26 Settembre 2019

Collocazione della prestazione, tra accordi individuali e regolamentazioni collettive

di Luca Vannoni

L’orario di lavoro può richiedere forme di flessibilità che consentano di adeguare la forza lavoro al momento e agli andamenti produttivi, ovvero può essere oggetto di interventi che favoriscano la conciliazione vita-lavoro.

Le prime valutazioni devono essere, ovviamente, svolte in riferimento all’orario normale di lavoro, nella conformazione e nella collocazione.

Su quest’ultimo punto, è bene ribadire che la collocazione della prestazione di lavoro a tempo pieno rientra tra i poteri del datore di lavoro e, pertanto, da quest’ultimo può essere liberamente fissata o modificata. Questo significa che spetta al datore di lavoro fissare l’inizio e l’articolazione dello svolgimento della prestazione, nel rispetto del limite dell’orario normale di lavoro, previsto dalla contrattazione collettiva, in conformità con la disciplina in materia di pause, riposi giornalieri, settimanali e lavoro festivo. Come ulteriore precisazione, si ricorda come l’orario normale di lavoro è determinato esclusivamente come orario settimanale (40 ore, ovvero una durata inferiore da parte della contrattazione collettiva – articolo 3, D.Lgs. 66/2003), pertanto la durata della prestazione può anche essere non uniforme nelle singole giornate.

Tale prima forma di flessibilità, insita nella libertà dell’esercizio dell’attività imprenditoriale e non soggetta, rientrando nel potere organizzativo/direttivo correlato alla subordinazione, a compressioni dirette normative, deve comunque essere valutata nel contesto contrattuale, individuale e collettivo, che disciplina lo specifico rapporto di lavoro.

A livello di accordo individuale, se nella lettera di assunzione – che deve essere sempre valutata e meditata come il contratto che determinerà il vincolo della subordinazione – è stata fissata una collocazione ben precisa dell’orario di lavoro, senza alcuna possibilità di intervento o modifica da parte del datore di lavoro, facendo parte della regolamentazione contrattuale, in virtù dell’articolo 1321 cod. civ., la variazione dell’orario richiederà il consenso espresso da parte del lavoratore.
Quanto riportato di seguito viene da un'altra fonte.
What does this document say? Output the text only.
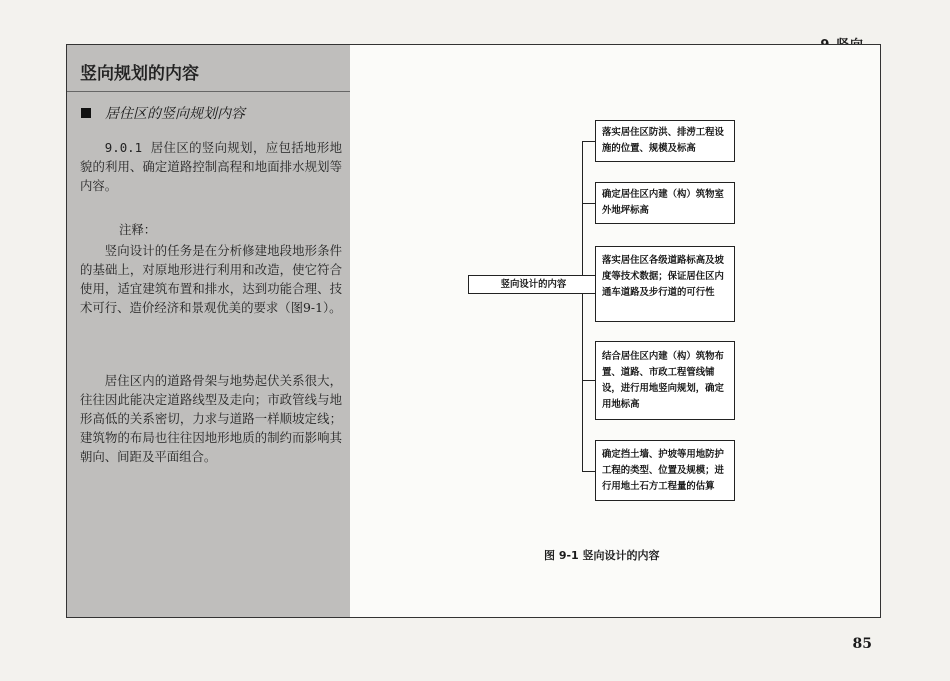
竖向规划的内容
居住区的竖向规划内容
9.0.1 居住区的竖向规划，应包括地形地貌的利用、确定道路控制高程和地面排水规划等内容。
注释：
竖向设计的任务是在分析修建地段地形条件的基础上，对原地形进行利用和改造，使它符合使用，适宜建筑布置和排水，达到功能合理、技术可行、造价经济和景观优美的要求（图9-1）。
居住区内的道路骨架与地势起伏关系很大，往往因此能决定道路线型及走向；市政管线与地形高低的关系密切，力求与道路一样顺坡定线；建筑物的布局也往往因地形地质的制约而影响其朝向、间距及平面组合。
竖向设计的内容
落实居住区防洪、排涝工程设施的位置、规模及标高
确定居住区内建（构）筑物室外地坪标高
落实居住区各级道路标高及坡度等技术数据；保证居住区内通车道路及步行道的可行性
结合居住区内建（构）筑物布置、道路、市政工程管线铺设，进行用地竖向规划，确定用地标高
确定挡土墙、护坡等用地防护工程的类型、位置及规模；进行用地土石方工程量的估算
图 9-1 竖向设计的内容
85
In tale situazione, tuttavia, è comunque da considerare che il permanere dell’originaria collocazione dell’orario potrebbe rendere la prestazione non più utile al datore di lavoro e incompatibile con l’organizzazione dell’impresa e, quindi, il rifiuto alla variazione potrebbe determinare il licenziamento per gmo, con tutte le attenzioni del caso nel valutare l’oggettività dell’incompatibilità che si determina.

Riguardo alla contrattazione collettiva, spesso sono gli stessi Ccnl che dettagliano diversi sistemi di orario, dove l’orario normale può avere valori diversi (mediante Rol) a seconda della turnazione.
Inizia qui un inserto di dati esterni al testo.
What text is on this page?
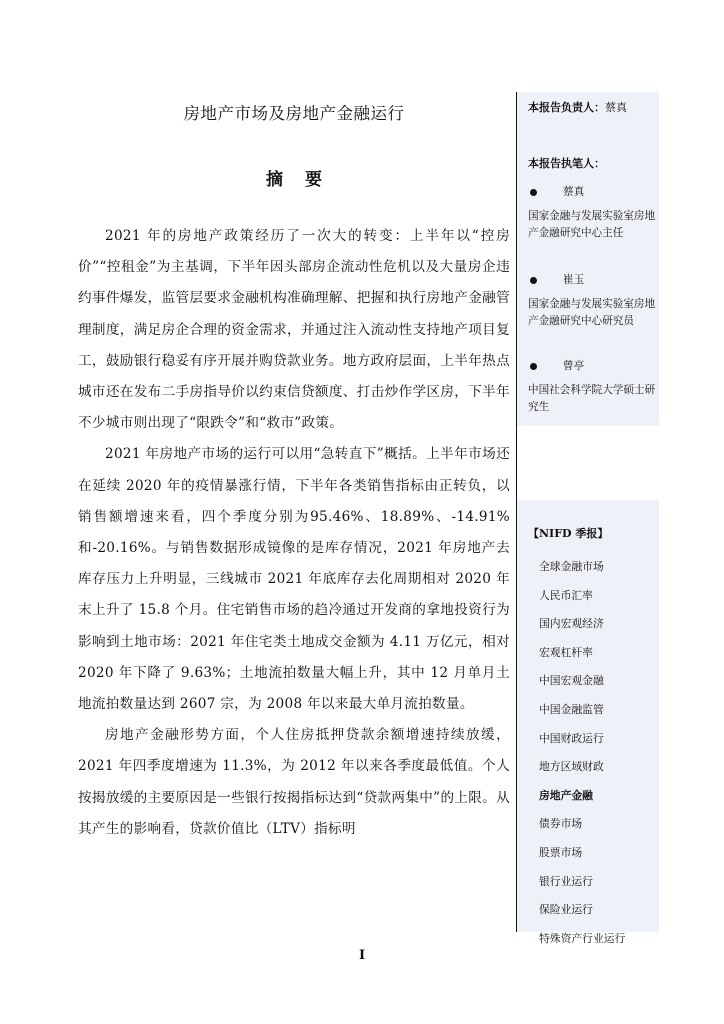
房地产市场及房地产金融运行
摘要

2021 年的房地产政策经历了一次大的转变：上半年以“控房价”“控租金”为主基调，下半年因头部房企流动性危机以及大量房企违约事件爆发，监管层要求金融机构准确理解、把握和执行房地产金融管理制度，满足房企合理的资金需求，并通过注入流动性支持地产项目复工，鼓励银行稳妥有序开展并购贷款业务。地方政府层面，上半年热点城市还在发布二手房指导价以约束信贷额度、打击炒作学区房，下半年不少城市则出现了“限跌令”和“救市”政策。

2021 年房地产市场的运行可以用“急转直下”概括。上半年市场还在延续 2020 年的疫情暴涨行情，下半年各类销售指标由正转负，以销售额增速来看，四个季度分别为95.46%、18.89%、-14.91%和-20.16%。与销售数据形成镜像的是库存情况，2021 年房地产去库存压力上升明显，三线城市 2021 年底库存去化周期相对 2020 年末上升了 15.8 个月。住宅销售市场的趋冷通过开发商的拿地投资行为影响到土地市场：2021 年住宅类土地成交金额为 4.11 万亿元，相对 2020 年下降了 9.63%；土地流拍数量大幅上升，其中 12 月单月土地流拍数量达到 2607 宗，为 2008 年以来最大单月流拍数量。

房地产金融形势方面，个人住房抵押贷款余额增速持续放缓，2021 年四季度增速为 11.3%，为 2012 年以来各季度最低值。个人按揭放缓的主要原因是一些银行按揭指标达到“贷款两集中”的上限。从其产生的影响看，贷款价值比（LTV）指标明

本报告负责人：蔡真
本报告执笔人：
蔡真
国家金融与发展实验室房地产金融研究中心主任
崔玉
国家金融与发展实验室房地产金融研究中心研究员
曾亭
中国社会科学院大学硕士研究生
【NIFD 季报】
全球金融市场
人民币汇率
国内宏观经济
宏观杠杆率
中国宏观金融
中国金融监管
中国财政运行
地方区域财政
房地产金融
债券市场
股票市场
银行业运行
保险业运行
特殊资产行业运行
I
Recentemente la Corte di Cassazione, con ordinanza n. 21680/2019, ha stabilito che, in caso di modulazioni dell’orario, previste dalla contrattazione collettiva, secondo scansioni alternative all’interno dello stesso rapporto di lavoro a tempo pieno (37 h/sett. con turnazione 5+2 oppure 40 h/sett., secondo lo schema 4 + 2) in corrispondenza a un’esigenza di flessibilità propria dell’attività svolta, la mera modificazione accessoria dell’obbligazione (non potendosi ravvisare gli elementi della novazione) non costituisce variazione dell’orario di lavoro, assimilabile alla trasformazione del rapporto di lavoro da tempo pieno a tempo parziale, ma una diversa modalità di prestazione lavorativa sempre a tempo pieno.
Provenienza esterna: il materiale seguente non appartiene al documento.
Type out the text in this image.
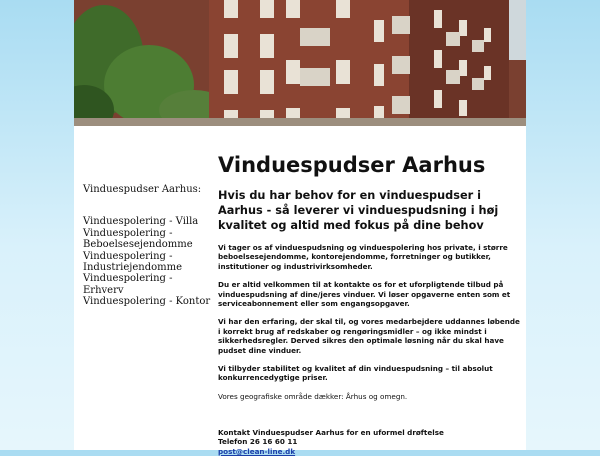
Vinduespudser Aarhus:
Vinduespolering - Villa
Vinduespolering - Beboelsesejendomme
Vinduespolering - Industriejendomme
Vinduespolering - Erhverv
Vinduespolering - Kontor
Vinduespudser Aarhus
Hvis du har behov for en vinduespudser i Aarhus - så leverer vi vinduespudsning i høj kvalitet og altid med fokus på dine behov

Vi tager os af vinduespudsning og vinduespolering hos private, i større beboelsesejendomme, kontorejendomme, forretninger og butikker, institutioner og industrivirksomheder.

Du er altid velkommen til at kontakte os for et uforpligtende tilbud på vinduespudsning af dine/jeres vinduer. Vi løser opgaverne enten som et serviceabonnement eller som engangsopgaver.

Vi har den erfaring, der skal til, og vores medarbejdere uddannes løbende i korrekt brug af redskaber og rengøringsmidler – og ikke mindst i sikkerhedsregler. Derved sikres den optimale løsning når du skal have pudset dine vinduer.

Vi tilbyder stabilitet og kvalitet af din vinduespudsning – til absolut konkurrencedygtige priser.

Vores geografiske område dækker: Århus og omegn.

Kontakt Vinduespudser Aarhus for en uformel drøftelse
Telefon 26 16 60 11
post@clean-line.dk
Il fatto che l’orario normale sia determinato da un parametro settimanale e non giornaliero consente di articolare, inoltre, forme di flessibilità all’interno di esso, senza la necessità di intervenire con la contrattazione collettiva. Il datore di lavoro può, infatti, stabilire, anche solo con il regolamento aziendale, margini di inizio della prestazione flessibili, con possibilità di recupero o compensazione.